EXPRESSION OF LEPTIN AND LEPTIN RECEPTOR ISOFORMS IN HUMAN MYOCARDIUM: A ROLE IN CARDIAC FUNCTION AND THE PATHOPHYSIOLOGY OF CHF?

G. Wiesner*, M. Esler and D. M. Kaye.

Baker Medical Research Institute and Alfred Baker Medical Unit, Alfred Hospital, Melbourne, Vic.

Leptin is a hormone secreted largely by adipose cells which acts centrally to regulate adiposity and energy balance.  In addition, the presence of leptin receptors in the heart suggests a direct role for leptin in cardiac metabolism.  Given these observations, we sought to characterize leptin's involvement in cardiac metabolism, including its effect on fuel (substrate) preference, and its potential role in the pathophysiology of congestive heart failure (CHF) which is a known state of energy imbalance.

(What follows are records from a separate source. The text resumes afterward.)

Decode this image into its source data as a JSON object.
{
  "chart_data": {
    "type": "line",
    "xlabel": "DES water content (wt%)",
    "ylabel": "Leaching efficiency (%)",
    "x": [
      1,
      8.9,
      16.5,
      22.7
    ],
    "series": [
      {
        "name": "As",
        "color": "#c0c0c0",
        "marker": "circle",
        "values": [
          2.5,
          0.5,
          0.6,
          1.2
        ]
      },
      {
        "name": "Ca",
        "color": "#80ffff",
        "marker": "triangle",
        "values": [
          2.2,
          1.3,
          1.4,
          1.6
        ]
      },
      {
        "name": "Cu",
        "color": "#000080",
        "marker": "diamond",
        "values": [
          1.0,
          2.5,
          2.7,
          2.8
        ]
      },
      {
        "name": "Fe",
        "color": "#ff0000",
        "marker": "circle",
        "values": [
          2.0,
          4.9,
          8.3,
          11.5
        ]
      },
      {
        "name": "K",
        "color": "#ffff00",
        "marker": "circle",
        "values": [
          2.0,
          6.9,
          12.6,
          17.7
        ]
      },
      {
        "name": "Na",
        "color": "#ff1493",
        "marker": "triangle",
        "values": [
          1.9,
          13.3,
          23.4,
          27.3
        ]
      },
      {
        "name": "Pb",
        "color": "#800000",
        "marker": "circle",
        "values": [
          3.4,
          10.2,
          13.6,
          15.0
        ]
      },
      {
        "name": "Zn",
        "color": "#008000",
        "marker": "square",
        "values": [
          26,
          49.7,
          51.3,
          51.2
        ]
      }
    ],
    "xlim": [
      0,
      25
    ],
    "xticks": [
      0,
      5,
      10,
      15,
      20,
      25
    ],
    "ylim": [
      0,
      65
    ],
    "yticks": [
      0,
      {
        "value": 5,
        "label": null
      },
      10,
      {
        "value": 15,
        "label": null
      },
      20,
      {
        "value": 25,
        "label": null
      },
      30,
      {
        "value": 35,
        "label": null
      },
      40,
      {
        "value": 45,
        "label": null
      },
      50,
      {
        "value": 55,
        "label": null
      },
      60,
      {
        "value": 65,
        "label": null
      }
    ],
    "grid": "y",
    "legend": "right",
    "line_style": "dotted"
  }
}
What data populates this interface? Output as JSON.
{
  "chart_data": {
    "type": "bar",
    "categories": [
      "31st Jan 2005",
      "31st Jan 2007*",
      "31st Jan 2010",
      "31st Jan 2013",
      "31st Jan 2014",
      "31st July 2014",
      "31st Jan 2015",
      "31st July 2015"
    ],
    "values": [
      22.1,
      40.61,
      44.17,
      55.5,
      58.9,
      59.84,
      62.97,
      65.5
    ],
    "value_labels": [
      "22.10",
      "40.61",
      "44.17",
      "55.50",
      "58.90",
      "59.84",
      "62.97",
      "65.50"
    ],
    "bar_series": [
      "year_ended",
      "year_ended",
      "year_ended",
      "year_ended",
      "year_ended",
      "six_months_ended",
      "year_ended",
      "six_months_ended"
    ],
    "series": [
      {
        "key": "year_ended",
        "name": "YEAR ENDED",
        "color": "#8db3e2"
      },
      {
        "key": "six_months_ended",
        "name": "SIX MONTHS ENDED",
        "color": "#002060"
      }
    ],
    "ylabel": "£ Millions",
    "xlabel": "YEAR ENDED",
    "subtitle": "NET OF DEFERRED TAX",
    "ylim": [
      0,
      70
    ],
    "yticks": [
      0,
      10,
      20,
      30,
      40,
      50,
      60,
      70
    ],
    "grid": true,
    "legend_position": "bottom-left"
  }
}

Transcardiac leptin flux to plasma was measured in 20 healthy volunteers and 24 CHF patients.  Net positive transcardiac leptin overflow was present in CHF (154 ± 67 ng/min, P <0.02), but absent in healthy subjects.  Neither systemic leptin levels nor the rate of cardiac leptin secretion differed between normal weight and underweight patients with CHF. Expression of the four known human leptin receptor isoforms and of the leptin gene itself was assessed by RT-PCR in CHF (n=2) and control (n=1) myocardium.  Consistent expression of leptin and all receptor variants, including appreciable expression of the long signaling form, was observed. Substrate uptake experiments performed with cultured rat cardiomyoctes revealed that leptin increased fatty acid (palmitate) uptake, but had no effect on glucose uptake.

In conclusion, leptin mRNA is expressed in both healthy and failing human myocardium, but leptin secretion is apparent only from the failing heart.  All of the known leptin receptor isoforms are expressed in human myocardium.  Leptin's role in the metabolism of the failing heart requires further investigation, however in vitro results indicate that leptin may stimulate fatty acid uptake in the heart.